Conférence en anglais.
En 1993, lorsque Bill Clinton, le président des États-Unis de l'époque a essayé d'ouvrir le marché du riz japonais, nous avons assisté à un tollé sans précédent. Il était considéré comme le Commodore Perry dont le bateau noir a forcé l'ouverture du Japon en 1853 et 1854. Que les agriculteurs soient opposés aux négociations n'était pas une surprise, mais la population japonaise a largement participé au mouvement d'opposition, étant prêts à payer plusieurs fois le prix pour garder son riz au Japon. Tous les partis politiques, de droite comme de gauche, ont promis de se battre « jusqu'à la mort » contre la pression américaine pour ouvrir le marché du riz. L'opposition n'était pas seulement contre les riz à grains longs, mais contre le riz californien, cultivé à partir de semences japonaises. Ainsi jusqu'à la prospérité des années 1980, il n'y avait pas de « riz japonais », puisque chaque agriculteur conservait ses semences pour l'année suivante.

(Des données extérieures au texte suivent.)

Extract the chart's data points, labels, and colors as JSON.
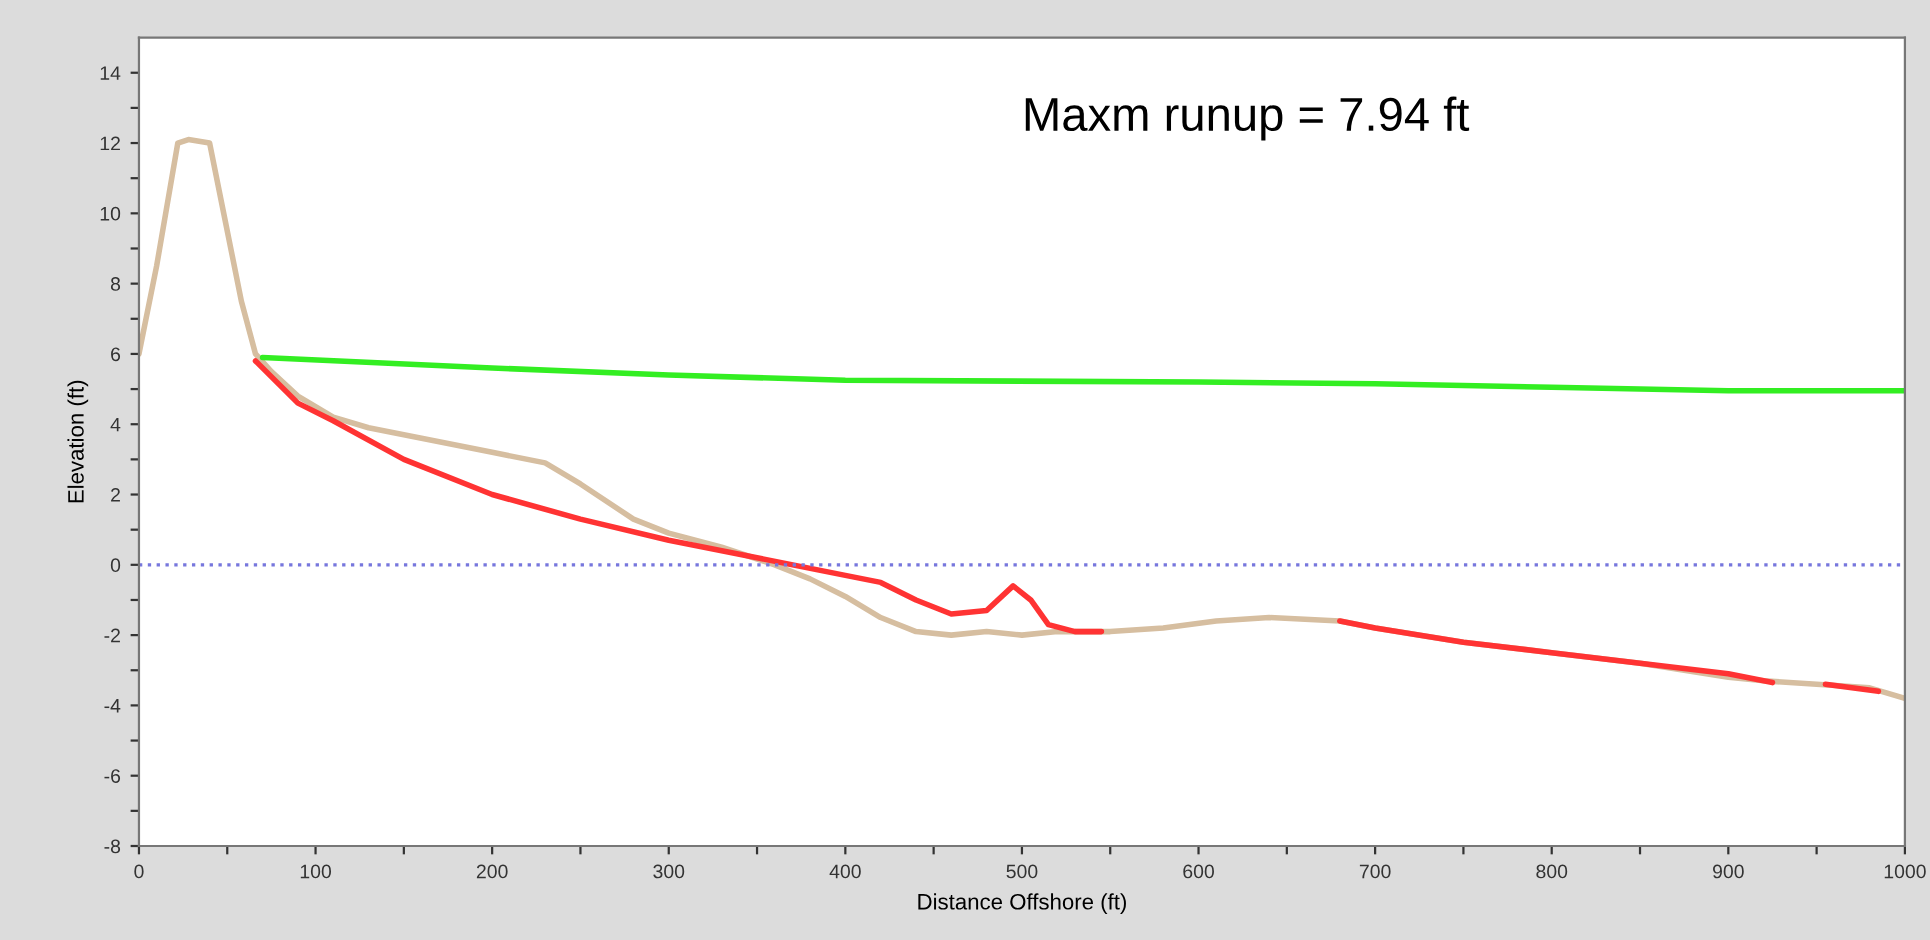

La rhétorique a été rédigée dans la langue du « riz comme identité de soi » et « les rizières sont notre terre », qui embellissent notre terre et purifie notre eau et notre air, ce que ne fait pas le riz de Californie.
La force de la valeur symbolique du riz exprimée lors de ce mouvement était tout à fait remarquable alors que le Japon a longtemps « souffert » de la surproduction de riz et que le gouvernement subventionnait les agriculteurs pour laisser les rizières en jachère, malgré l'été exceptionnellement froid de 1993 qui donna de très faibles rendements de riz.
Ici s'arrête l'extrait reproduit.